A study designed to test the imaging device in humans was published today in the Annals of Neurology. Dr. William Klunk of the University of Pittsburgh Medical Center has spent years looking for a substance that could be used to image amyloid.

The classic amyloid protein-filled plaques have fueled much of the scientific work for almost 20 years, and having an image of this plaque in the living patient gives doctors a window into the biochemical process under way in the mind-robbing illness that affects an estimated 4.5 million Americans living with the disease today.

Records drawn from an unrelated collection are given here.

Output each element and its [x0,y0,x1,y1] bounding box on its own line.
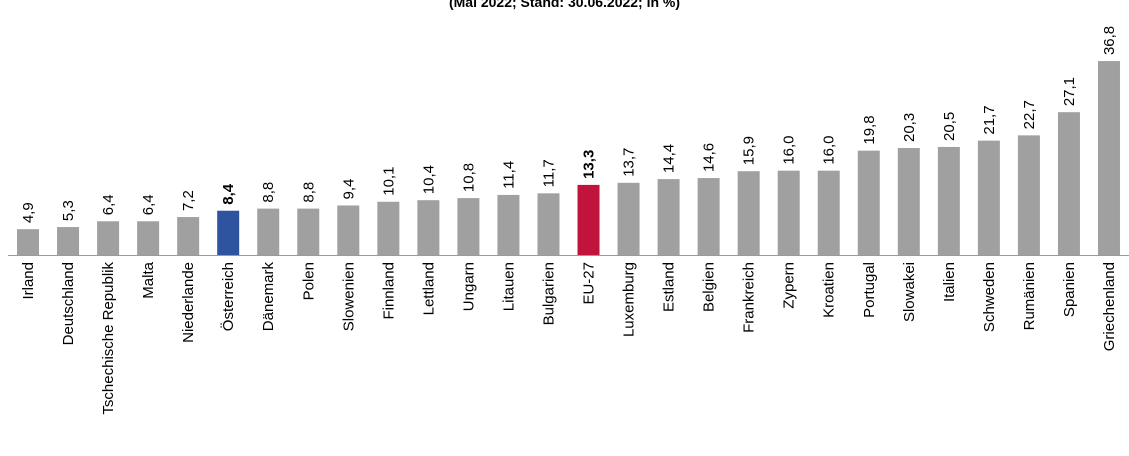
bar [137,221,160,255]
value-label: 9,4 [340,179,357,200]
bar [297,208,320,255]
value-label: 10,8 [460,163,477,192]
bar [417,200,440,255]
category-label: Dänemark [260,262,277,332]
category-label: Zypern [781,262,798,309]
category-label: Luxemburg [621,262,638,337]
bar [17,229,40,255]
bar [657,179,680,255]
value-label: 5,3 [60,200,77,221]
category-label: Lettland [420,262,437,315]
bar [497,194,520,255]
category-label: Irland [20,262,37,300]
bar [1097,61,1120,256]
value-label: 15,9 [741,136,758,165]
bar [457,198,480,255]
bar [1057,112,1080,255]
value-label: 13,3 [581,150,598,179]
value-label: 6,4 [100,194,117,215]
value-label: 8,8 [260,182,277,203]
value-label: 7,2 [180,190,197,211]
category-label: Portugal [861,262,878,318]
category-label: Deutschland [60,262,77,345]
chart-subtitle: (Mai 2022; Stand: 30.06.2022; in %) [448,0,681,10]
category-label: Österreich [219,262,237,331]
bar [177,217,200,255]
category-label: Schweden [981,262,998,332]
value-label: 14,4 [661,144,678,173]
value-label: 14,6 [701,143,718,172]
bar [537,193,560,255]
value-label: 16,0 [821,135,838,164]
category-label: Tschechische Republik [100,262,117,415]
value-label: 22,7 [1021,100,1038,129]
category-label: Italien [941,262,958,302]
category-label: Estland [661,262,678,312]
bar [977,140,1000,255]
bar [817,170,840,255]
category-label: Slowakei [901,262,918,322]
category-label: Rumänien [1021,262,1038,330]
value-label: 8,8 [300,182,317,203]
bar [337,205,360,255]
value-label: 10,4 [420,165,437,194]
value-label: 21,7 [981,105,998,134]
bar [577,184,600,255]
category-label: Niederlande [180,262,197,343]
value-label: 4,9 [20,202,37,223]
bar [697,178,720,255]
category-label: Finnland [380,262,397,320]
category-label: Kroatien [821,262,838,318]
bar [937,146,960,255]
category-label: Slowenien [340,262,357,331]
value-label: 19,8 [861,115,878,144]
bar [897,148,920,255]
value-label: 10,1 [380,167,397,196]
value-label: 11,4 [500,161,517,189]
value-label: 20,3 [901,113,918,142]
bar [617,182,640,255]
bar [777,170,800,255]
value-label: 11,7 [540,159,557,187]
value-label: 13,7 [621,148,638,177]
bar [97,221,120,255]
category-label: Bulgarien [540,262,557,325]
category-label: Frankreich [741,262,758,333]
category-label: Litauen [500,262,517,311]
value-label: 27,1 [1061,77,1078,106]
value-label: 20,5 [941,112,958,141]
category-label: Malta [140,261,157,298]
bar [857,150,880,255]
value-label: 16,0 [781,135,798,164]
category-label: Belgien [701,262,718,312]
category-label: Griechenland [1101,262,1118,351]
bar [737,171,760,255]
category-label: EU-27 [581,262,598,305]
value-label: 6,4 [140,194,157,215]
category-label: Polen [300,262,317,300]
value-label: 8,4 [220,183,237,205]
bar [57,227,80,255]
bar [257,208,280,255]
category-label: Spanien [1061,262,1078,317]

Klunk and co-inventor Chet Mathis, professor of radiology at the University of Pittsburgh School of Medicine, finally settled on thioflavin-T, a dye that crosses into the brain and stains amyloid. After chemical modifications, they came up with a more powerful derivative. With this substance in hand, they contacted an organic chemist, Bengt Langstrom at Uppsala University in Sweden, to test the imaging substance in nine volunteers who served as controls and 16 patients diagnosed with mild Alzheimer's.

The dye is combined with a radioactive marker that highlights the amyloid on a brain scan. Mathis said one of the control patients showed a small amount of amyloid deposit. The man, in his 70s, was just beginning to show vague symptoms of cognitive decline.

The next step is to continue testing the imaging in more volunteers - patients and healthy people.